Il primo ministro israeliano Benjamin Netanyahu (a destra) con il neo ministro della difesa Avigdor Lieberman alla conferenza stampa di lunedì scorso

Ma la reiterazione di quello che aveva già detto sette anni fa non è priva di significato, perché in passato egli aveva respinto il piano in se stesso come una reliquia di un’altra epoca. Ad esempio, in un intervista al Jerusalem Post del settembre 2014, alla domanda se oggi fosse disposto ad accettare l’iniziativa saudita, Netanyahu rispose: “La questione non è l’iniziativa di pace saudita. Se la si legge con attenzione, si vede che è stata concepita in un altro periodo: prima dell’ascesa di Hamas e della sua presa del potere nella striscia di Gaza; prima che l’ISIS si impadronisse di intere regioni della Siria e dell’Iraq portando in pratica allo smantellamento di quei due paesi; prima dell’accelerazione del programma nucleare iraniano; prima che forze legate ad al-Qaeda prendessero piede sulle alture del Golan siriane”. Incalzato sul fatto se reputasse il piano ormai irrilevante, disse: “Quello che è rilevante, a mio avviso, è il fatto che c’è un nuovo riconoscimento fra i principali paesi del Medio Oriente del fatto che Israele non è il loro nemico mortale, per non dire di peggio, ma è anzi un potenziale alleato per affrontare le sfide comuni. Ciò che vale la pena esplorare e se siamo in grado di tradurre quel riconoscimento di un nuovo orizzonte politico in una proposta di pace realistica, ripeto: una proposta di pace realistica. A questo punto non credo che si possa dire di più”.

Quello che era allora interessante, circa la posizione di Netanyahu sulla questione, era che sembrava formulata nello sforzo di prendere un po’ le distanze dall’allora ministro degli esteri israeliano, Avigdor Lieberman, che qualche settimana prima aveva fatto notizia dicendo al Jerusalem Post che l’iniziativa araba poteva rappresentare una “base” per costruire relazioni fra Israele e mondo arabo a patto che non contenesse alcun riferimento al presunto “diritto al ritorno” dei profughi palestinesi. “Ritengo che l’iniziativa saudita sia molto più importante oggi di quanto fosse in precedenza” aveva detto Lieberman, sottolineando che l’idea centrale dietro all’iniziativa non era solo un accordo tra Israele e palestinesi, ma anche un accordo con l’intero mondo arabo.

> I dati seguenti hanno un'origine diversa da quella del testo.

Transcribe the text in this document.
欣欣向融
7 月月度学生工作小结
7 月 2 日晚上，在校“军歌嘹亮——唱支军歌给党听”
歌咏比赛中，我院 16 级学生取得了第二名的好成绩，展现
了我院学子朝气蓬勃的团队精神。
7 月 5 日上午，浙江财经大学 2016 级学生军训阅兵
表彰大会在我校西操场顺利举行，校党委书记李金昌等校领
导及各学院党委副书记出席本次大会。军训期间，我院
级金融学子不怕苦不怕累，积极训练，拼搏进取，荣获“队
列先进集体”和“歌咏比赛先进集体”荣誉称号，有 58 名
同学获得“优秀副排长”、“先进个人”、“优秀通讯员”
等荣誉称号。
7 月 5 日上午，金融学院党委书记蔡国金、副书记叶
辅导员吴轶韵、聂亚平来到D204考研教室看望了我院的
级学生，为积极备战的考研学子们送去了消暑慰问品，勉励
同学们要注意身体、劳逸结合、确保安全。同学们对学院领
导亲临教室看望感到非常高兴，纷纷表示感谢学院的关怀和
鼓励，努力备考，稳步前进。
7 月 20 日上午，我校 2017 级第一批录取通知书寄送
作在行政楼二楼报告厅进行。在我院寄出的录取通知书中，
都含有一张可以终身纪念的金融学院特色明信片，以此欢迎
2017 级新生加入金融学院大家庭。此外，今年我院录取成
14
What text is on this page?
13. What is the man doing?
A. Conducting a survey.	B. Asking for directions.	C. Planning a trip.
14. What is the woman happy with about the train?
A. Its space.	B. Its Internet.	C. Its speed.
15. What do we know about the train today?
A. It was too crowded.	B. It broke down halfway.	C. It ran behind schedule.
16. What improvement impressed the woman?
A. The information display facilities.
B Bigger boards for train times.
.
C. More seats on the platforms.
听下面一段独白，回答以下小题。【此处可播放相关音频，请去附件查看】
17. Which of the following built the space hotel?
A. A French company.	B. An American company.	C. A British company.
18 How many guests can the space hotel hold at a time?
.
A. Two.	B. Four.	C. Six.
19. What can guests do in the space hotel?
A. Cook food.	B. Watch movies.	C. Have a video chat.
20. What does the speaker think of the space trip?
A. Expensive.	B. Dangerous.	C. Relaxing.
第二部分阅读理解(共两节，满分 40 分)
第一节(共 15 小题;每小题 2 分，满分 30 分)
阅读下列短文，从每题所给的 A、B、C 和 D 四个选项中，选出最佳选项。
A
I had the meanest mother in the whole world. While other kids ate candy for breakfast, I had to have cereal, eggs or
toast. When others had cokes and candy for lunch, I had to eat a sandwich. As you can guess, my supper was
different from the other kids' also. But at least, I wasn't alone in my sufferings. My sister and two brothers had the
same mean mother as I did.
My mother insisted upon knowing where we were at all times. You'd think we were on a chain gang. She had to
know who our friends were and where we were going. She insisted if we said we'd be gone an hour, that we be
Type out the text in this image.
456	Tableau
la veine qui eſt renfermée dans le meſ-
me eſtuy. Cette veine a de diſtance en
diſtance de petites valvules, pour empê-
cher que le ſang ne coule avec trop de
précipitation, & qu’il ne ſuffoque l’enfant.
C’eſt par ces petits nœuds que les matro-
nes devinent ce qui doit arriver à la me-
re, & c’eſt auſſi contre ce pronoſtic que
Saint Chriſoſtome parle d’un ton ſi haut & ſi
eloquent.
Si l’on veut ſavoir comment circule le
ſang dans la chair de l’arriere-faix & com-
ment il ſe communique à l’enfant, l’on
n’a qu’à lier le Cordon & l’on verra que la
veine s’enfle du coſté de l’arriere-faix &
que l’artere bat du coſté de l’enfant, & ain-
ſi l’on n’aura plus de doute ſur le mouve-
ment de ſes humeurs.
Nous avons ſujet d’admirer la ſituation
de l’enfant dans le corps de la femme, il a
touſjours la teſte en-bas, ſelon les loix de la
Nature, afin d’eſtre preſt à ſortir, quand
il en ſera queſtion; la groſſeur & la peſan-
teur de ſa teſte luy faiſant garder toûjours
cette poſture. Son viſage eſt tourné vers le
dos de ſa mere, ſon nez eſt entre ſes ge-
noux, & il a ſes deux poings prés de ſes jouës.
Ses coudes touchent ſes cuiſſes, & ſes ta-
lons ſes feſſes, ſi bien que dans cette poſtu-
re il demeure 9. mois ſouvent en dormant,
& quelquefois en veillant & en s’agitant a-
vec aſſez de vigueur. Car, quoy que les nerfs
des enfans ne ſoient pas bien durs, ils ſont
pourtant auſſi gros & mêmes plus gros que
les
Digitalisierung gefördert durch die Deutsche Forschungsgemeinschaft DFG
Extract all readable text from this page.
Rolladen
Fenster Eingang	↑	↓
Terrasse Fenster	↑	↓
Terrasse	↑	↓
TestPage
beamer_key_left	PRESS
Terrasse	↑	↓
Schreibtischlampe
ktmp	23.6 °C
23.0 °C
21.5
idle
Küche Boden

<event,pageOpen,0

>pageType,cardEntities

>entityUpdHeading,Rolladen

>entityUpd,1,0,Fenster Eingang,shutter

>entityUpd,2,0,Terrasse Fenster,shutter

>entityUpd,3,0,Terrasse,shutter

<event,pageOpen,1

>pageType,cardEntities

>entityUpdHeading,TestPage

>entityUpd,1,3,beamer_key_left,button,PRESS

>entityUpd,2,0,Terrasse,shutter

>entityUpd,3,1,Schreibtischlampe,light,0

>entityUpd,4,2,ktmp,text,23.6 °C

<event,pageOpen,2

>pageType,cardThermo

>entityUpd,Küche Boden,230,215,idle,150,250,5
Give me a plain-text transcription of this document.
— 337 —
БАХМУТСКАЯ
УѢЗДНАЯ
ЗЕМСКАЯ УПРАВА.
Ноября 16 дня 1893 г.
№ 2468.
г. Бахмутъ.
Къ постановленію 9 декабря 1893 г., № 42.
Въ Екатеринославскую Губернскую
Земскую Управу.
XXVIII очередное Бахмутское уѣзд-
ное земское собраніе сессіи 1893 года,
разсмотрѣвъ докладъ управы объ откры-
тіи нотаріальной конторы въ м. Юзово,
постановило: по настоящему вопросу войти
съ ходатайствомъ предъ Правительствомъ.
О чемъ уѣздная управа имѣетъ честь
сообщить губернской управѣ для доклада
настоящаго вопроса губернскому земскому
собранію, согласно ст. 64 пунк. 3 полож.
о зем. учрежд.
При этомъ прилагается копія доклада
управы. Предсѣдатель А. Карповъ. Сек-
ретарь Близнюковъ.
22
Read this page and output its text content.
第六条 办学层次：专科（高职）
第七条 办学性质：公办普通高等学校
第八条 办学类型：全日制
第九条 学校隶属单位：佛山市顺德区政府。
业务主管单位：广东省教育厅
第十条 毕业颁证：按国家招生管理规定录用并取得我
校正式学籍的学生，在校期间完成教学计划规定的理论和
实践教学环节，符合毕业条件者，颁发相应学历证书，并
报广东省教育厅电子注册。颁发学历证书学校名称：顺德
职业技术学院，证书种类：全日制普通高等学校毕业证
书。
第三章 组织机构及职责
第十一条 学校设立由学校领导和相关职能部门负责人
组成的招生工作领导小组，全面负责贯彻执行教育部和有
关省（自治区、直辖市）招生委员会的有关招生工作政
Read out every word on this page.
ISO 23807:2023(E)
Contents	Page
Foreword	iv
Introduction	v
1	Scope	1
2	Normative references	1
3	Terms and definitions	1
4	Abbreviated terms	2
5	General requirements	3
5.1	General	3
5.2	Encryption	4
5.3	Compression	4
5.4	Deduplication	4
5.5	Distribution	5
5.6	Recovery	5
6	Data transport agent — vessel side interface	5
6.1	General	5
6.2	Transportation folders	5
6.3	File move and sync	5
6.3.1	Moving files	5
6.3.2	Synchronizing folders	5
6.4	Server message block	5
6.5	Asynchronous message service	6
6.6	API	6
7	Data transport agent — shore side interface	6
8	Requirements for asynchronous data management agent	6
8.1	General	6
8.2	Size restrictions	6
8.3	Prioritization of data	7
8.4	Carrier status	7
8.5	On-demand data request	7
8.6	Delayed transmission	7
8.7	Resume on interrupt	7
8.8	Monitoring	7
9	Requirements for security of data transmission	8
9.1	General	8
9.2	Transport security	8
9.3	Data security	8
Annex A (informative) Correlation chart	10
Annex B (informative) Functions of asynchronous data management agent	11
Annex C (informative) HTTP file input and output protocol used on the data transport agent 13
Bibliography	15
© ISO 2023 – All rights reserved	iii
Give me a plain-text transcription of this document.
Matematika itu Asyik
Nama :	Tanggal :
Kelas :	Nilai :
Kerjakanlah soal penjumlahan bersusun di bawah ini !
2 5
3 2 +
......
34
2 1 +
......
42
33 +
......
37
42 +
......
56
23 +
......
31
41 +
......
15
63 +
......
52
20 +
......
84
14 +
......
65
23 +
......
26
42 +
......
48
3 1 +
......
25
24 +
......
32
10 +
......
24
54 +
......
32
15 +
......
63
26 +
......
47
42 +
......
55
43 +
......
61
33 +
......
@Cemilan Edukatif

Oggi, dopo che ha ufficialmente aggregato Liberman al suo governo per il disappunto e l’ansia di gran parte del mondo che ora vede il governo israeliano come pericolosamente di destra, bisognava aspettarsi che Netanyahu avrebbe subito fatto dei passi, almeno con le dichiarazioni, per cercare di alleviare queste preoccupazioni. Aprendo ad una iniziativa di pace araba “aggiornata” – quell’iniziativa che in passato aveva già accettato nello spirito, ma respinto nella lettera come obsoleta – ha cercato di fare proprio questo. E facendolo a fianco di un Liberman che approvava i suoi commenti, può darsi che abbia anche voluto presentare Liberman come una figura molto meno intransigente di quella che il mondo percepisce. Ma anche per Liberman non si trattava di una nuova concessione: come si è detto, aveva già fatto queste osservazioni in passato.

“…e in cambio delle terre occupate, io ammaestrerò tutti questi gatti a riconoscerti”

L’iniziativa saudita del 2002, poi sottoscritta dai 22 paesi della Lega Araba, prevedeva il completo ritiro israeliano sulle linee del ’67, comprese le alture del Golan e Gerusalemme est, nonché una soluzione “giusta” del problema dei profughi palestinesi basata sulla risoluzione 194 (quella che per gli arabi sancisce il “diritto al ritorno”), in cambio della normalizzazione dei rapporti fra paesi arabi e Israele. Solo undici anni più tardi, nel 2013, una delegazione della Lega Araba in visita a Washington disse che si potevano accettare degli scambi di territori “minori” rispetto alle linee del ’67, che è poi l’ipotesi sulla base della quale le parti hanno negoziato sin dai tempi di Camp David 2000. La posizione di Israele è che è disposto a negoziare con gli stati arabi sulla base di questa iniziativa, purché essa non venga presentata come una formula prendere-o-lasciare.

La vera sfida per Netanyahu, nella sua rinnovata apertura verso il piano arabo, non è convincere Liberman. La sfida è quella di convincere la Lega Araba che sono necessarie sostanziali modifiche al piano, e finora non hanno dato nessuna indicazione pubblica né ufficiale della volontà di farlo.